= Philip Whitchurch =

English actor (born 1951)

Philip Whitchurch (born 30 January 1951) is an English stage, film, and television actor. He is best known for playing Captain William Frederickson in three episodes of Sharpe between 1994-1997 and the role of Chief Inspector Philip Cato in The Bill from 1993 to 1995. He also played another character, Inspector Twist, on the same show, as well as Tyler in My Hero from 2000 to 2006.

==Roles==
His other television work includes The Brothers McGregor, Little Sir Nicholas, The Detectives, Peak Practice, Holby City, Bergerac, Boon, Casualty, Monarch of the Glen, Midsomer Murders, G.B.H., Van der Valk, The Young Indiana Jones Chronicles, Waterfront Beat, Dramarama, Wire in the Blood, Foyle's War, Mersey Beat, In Exile, Get Real, Plotlands, A Perfect State, Virtual Murder, El C.I.D. and The Vicar of Dibley.

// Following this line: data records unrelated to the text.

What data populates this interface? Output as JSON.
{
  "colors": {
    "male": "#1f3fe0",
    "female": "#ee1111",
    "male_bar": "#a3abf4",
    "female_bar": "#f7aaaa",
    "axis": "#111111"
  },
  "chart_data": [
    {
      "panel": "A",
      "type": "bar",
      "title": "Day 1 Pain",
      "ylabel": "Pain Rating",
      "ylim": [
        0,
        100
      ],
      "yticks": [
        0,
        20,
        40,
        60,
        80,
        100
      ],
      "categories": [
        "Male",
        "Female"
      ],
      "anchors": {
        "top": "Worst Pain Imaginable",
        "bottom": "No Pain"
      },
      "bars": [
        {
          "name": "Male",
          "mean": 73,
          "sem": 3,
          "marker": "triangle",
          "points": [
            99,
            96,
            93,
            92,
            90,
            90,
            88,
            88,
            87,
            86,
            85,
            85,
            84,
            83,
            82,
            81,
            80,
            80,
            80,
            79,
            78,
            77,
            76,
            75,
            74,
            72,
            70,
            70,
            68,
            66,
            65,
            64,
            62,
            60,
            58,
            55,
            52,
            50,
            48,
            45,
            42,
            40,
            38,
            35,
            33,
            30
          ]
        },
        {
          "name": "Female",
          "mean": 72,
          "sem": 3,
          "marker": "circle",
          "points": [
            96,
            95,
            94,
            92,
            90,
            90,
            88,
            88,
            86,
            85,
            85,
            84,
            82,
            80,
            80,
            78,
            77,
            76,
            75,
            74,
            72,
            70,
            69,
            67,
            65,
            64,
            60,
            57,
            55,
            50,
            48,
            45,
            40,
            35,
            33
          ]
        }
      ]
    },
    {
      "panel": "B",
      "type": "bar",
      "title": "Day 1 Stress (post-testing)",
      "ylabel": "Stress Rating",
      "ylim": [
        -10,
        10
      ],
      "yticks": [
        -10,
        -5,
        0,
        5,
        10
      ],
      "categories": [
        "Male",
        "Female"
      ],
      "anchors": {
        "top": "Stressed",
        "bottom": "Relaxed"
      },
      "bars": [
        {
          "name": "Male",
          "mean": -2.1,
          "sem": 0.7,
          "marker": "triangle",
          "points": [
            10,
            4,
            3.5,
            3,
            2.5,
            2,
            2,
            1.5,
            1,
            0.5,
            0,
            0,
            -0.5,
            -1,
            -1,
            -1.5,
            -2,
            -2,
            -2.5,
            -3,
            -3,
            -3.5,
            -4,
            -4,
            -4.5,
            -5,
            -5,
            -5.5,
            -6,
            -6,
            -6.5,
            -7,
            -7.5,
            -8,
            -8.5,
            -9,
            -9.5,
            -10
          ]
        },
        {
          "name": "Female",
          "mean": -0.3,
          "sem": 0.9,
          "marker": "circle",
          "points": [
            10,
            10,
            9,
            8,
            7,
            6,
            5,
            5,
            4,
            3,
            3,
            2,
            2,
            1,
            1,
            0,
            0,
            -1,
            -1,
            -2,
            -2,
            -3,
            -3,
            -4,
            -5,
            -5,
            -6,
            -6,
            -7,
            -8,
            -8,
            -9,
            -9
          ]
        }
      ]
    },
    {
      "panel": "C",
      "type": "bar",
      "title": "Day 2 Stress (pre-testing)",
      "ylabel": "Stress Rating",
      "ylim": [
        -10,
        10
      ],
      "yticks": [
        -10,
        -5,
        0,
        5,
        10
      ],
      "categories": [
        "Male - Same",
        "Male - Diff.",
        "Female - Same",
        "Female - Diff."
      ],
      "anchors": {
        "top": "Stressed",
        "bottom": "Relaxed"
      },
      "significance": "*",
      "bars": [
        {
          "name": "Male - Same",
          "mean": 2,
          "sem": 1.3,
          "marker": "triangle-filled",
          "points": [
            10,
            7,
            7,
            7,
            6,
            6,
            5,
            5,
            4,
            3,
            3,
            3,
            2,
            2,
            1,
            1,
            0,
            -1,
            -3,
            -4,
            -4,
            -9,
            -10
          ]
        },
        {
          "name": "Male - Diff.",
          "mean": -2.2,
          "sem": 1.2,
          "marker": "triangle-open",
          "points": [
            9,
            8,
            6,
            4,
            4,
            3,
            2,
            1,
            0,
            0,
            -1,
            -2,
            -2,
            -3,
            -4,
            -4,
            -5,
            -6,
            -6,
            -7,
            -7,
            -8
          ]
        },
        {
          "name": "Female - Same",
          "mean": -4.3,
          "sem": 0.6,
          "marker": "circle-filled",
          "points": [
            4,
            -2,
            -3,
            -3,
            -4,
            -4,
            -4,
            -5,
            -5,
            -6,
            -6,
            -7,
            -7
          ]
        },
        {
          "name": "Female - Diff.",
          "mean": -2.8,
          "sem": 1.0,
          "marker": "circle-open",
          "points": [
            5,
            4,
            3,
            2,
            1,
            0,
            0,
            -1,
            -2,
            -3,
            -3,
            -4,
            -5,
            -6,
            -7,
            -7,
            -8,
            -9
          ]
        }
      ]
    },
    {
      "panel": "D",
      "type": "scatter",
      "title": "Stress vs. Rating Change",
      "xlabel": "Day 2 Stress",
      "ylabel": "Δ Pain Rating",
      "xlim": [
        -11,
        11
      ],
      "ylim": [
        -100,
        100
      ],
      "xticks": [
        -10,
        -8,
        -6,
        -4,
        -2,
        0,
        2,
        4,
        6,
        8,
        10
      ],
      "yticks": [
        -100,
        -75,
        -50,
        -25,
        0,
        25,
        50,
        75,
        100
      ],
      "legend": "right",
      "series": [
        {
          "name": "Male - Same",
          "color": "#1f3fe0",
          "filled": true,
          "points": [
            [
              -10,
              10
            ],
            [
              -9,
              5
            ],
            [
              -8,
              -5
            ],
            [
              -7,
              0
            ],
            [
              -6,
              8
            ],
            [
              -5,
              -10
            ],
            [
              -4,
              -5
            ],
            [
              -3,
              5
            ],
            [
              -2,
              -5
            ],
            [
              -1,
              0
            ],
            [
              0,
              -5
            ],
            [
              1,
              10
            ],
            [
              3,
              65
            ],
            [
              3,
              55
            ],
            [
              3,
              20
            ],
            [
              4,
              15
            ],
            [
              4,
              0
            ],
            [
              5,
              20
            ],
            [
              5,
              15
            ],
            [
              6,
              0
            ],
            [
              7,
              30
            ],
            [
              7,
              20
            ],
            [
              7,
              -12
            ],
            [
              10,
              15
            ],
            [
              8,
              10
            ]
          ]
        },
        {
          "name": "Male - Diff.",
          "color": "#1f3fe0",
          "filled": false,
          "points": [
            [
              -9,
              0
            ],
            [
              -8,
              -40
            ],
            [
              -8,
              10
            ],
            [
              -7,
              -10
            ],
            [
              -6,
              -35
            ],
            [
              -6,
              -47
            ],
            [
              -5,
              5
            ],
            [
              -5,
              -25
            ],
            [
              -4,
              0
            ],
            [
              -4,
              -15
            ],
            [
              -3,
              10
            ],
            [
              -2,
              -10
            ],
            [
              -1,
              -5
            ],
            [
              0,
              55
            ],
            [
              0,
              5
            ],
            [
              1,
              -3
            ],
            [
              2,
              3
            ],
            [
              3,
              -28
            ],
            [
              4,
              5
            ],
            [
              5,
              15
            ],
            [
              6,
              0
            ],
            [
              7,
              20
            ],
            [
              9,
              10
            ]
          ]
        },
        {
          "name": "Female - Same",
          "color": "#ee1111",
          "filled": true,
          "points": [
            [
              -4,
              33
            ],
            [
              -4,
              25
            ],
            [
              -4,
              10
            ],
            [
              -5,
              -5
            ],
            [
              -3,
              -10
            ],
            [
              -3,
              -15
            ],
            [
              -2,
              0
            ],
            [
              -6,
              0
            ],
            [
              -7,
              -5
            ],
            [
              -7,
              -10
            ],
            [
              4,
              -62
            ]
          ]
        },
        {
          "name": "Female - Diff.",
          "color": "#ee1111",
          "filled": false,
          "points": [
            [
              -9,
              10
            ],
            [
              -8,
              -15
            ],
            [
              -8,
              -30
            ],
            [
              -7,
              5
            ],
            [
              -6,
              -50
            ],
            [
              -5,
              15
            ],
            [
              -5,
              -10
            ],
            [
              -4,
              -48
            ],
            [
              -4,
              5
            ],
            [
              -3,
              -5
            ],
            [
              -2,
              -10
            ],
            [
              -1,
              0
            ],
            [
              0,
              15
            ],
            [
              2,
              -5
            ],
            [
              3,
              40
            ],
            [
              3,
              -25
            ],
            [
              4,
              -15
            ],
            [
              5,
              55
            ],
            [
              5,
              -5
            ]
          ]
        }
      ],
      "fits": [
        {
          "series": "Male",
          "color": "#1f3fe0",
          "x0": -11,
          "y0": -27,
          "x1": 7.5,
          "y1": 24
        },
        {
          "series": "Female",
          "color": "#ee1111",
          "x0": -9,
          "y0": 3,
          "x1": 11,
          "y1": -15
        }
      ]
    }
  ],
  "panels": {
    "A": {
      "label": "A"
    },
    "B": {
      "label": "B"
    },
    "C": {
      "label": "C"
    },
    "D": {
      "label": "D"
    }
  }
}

He also played Derek, the chair of governors, in the first series of Hope and Glory and appeared in the BBC drama New Tricks. He narrated the TV-am children's series The Shoe People, where he also he provided all the voices for the characters. He supplied the voice of Zippi in the CITV animated television series Toucan Tecs. Whitchurch played Billy's dad in Elton John's West End stage adaptation of Billy Elliot from 5 December 2005 until 2 December 2006. He returned to the role from 2 June 2008 until 29 November 2008, and played the role on Broadway from 29 January 2010 until 2 May 2010. In 2008, he in an episode of BBC1's Waking the Dead. In 2012, he appeared alongside Luke Goss in the feature film Interview with a Hitman (2012) written and directed by Perry Bhandal in which he played the British crime boss Tosca. Whitchurch also played a character called "The Geordie", a hoodwinked thug, in the ITV drama Doors Open which was transmitted on Boxing Day 2012.

in 2013, he played the role of Alfred Chalmers in Ian Rankin's debut play Dark Road. In 2016, Whitchurch was cast as the Duke of Gloucester in the Talawa Theatre Company and Royal Exchange Manchester co-production of King Lear. In May 2020, he appeared in an episode of the BBC soap opera Doctors as Peter Wilson.